# Assignment Week 10 – Document Classification

### Betsy Rosalen and Mikhail Groysman

## Project Overview

It can be useful to be able to classify new "test" documents using already classified "training" documents.  A common example is using a corpus of labeled spam and ham (non-spam) e-mails to predict whether or not a new document is spam.  Here is one example of such data: [UCI Machine Learning Repository: Spambase Data Set](http://archive.ics.uci.edu/ml/datasets/Spambase)

For this project, you can either use the above dataset to predict the class of new documents (either withheld from the training dataset or from another source such as your own spam folder).

For more adventurous students, you are welcome (encouraged!) to come up a different set of documents (including scraped web pages!?) that have already been classified (e.g. tagged), then analyze these documents to predict how new documents should be classified.

This assignment is due end of day on Monday 11/11.

NOTE: This is a two week assignment.

## Choosing Documents for Classification

Let's look at available texts in the guttenberg corpus.

In [14]:
import nltk
import random
random.seed(250)
import pandas as pd
pd.set_option('display.max_rows', 500)

nltk.corpus.gutenberg.fileids()

['austen-emma.txt',
 'austen-persuasion.txt',
 'austen-sense.txt',
 'bible-kjv.txt',
 'blake-poems.txt',
 'bryant-stories.txt',
 'burgess-busterbrown.txt',
 'carroll-alice.txt',
 'chesterton-ball.txt',
 'chesterton-brown.txt',
 'chesterton-thursday.txt',
 'edgeworth-parents.txt',
 'melville-moby_dick.txt',
 'milton-paradise.txt',
 'shakespeare-caesar.txt',
 'shakespeare-hamlet.txt',
 'shakespeare-macbeth.txt',
 'whitman-leaves.txt']

We have 3 books by Jane Austen, Bible, 1 book by Blake, and so on.
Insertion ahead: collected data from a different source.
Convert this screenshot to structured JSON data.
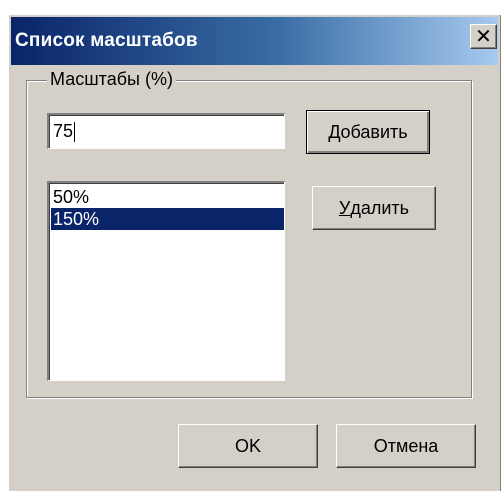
{
  "window": {
    "title": "Список масштабов",
    "close_glyph": "✕"
  },
  "group": {
    "label": "Масштабы (%)"
  },
  "input": {
    "value": "75"
  },
  "list": {
    "items": [
      {
        "label": "50%",
        "selected": false
      },
      {
        "label": "150%",
        "selected": true
      }
    ]
  },
  "buttons": {
    "add": {
      "accel": "Д",
      "rest": "обавить"
    },
    "delete": {
      "accel": "У",
      "rest": "далить"
    },
    "ok": "OK",
    "cancel": "Отмена"
  },
  "colors": {
    "face": "#d4d0c8",
    "title_active": "#0a246a",
    "selection": "#0a246a"
  },
  "icons": {
    "close": "close-icon"
  }
}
Each author writes using his/her own style. Can we use samples of their work to predict who wrote specific passage?

## Austen vs Blake

### Create texts

First we need to take all three of Austen's works and combine them to create one text.  We will also remove punctuation and convert everything to lowercase to eliminate duplicate words.  Then we can take that and create a list of text segments.  Each segment will have a length of 1000 words.

In [3]:
austen = nltk.corpus.gutenberg.words('austen-emma.txt')+nltk.corpus.gutenberg.words('austen-persuasion.txt')+nltk.corpus.gutenberg.words('austen-sense.txt')
austen = [word.lower() for word in austen if word.isalpha()]
austen1=[]
for i in range(366):
    austen1.append([austen[i*1000:(i+1)*1000],'au'])
len(austen)

366454

In [4]:
len(austen1)

366

We now have a list of 432 1000-word segments of text written by Jane Austen.  
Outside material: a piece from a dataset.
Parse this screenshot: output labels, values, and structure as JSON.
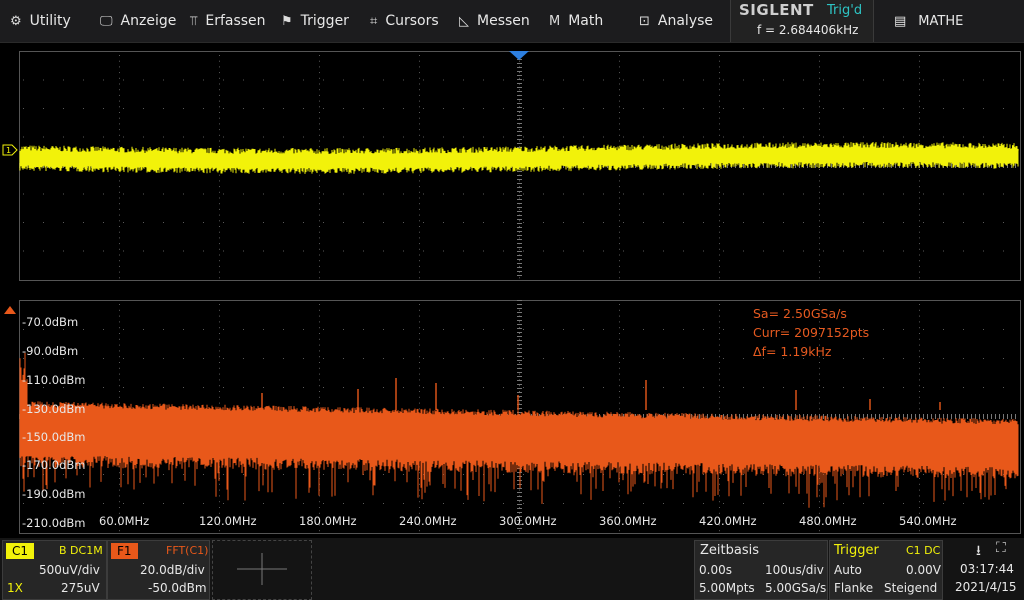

We will skip the Bible since it was written by many different authors using many different styles, but let's take the next text in the guttenburg corpus, poems by Blake, and do the same thing we did with Austen.

In [5]:
blake = nltk.corpus.gutenberg.words('blake-poems.txt')
blake = [word.lower() for word in blake if word.isalpha()]
blake1=[]
for i in range(7):
    blake1.append([blake[i*990:(i+1)*990],'bl'])
len(blake)

6934

Since there are just shy of 7000 words total in the Blake text, we will make each segment 990 words in order to get 7 equal segments for Blake.

In [6]:
len(blake1)

7

We now have a list of seven 990-word segments of text written by William Blake. 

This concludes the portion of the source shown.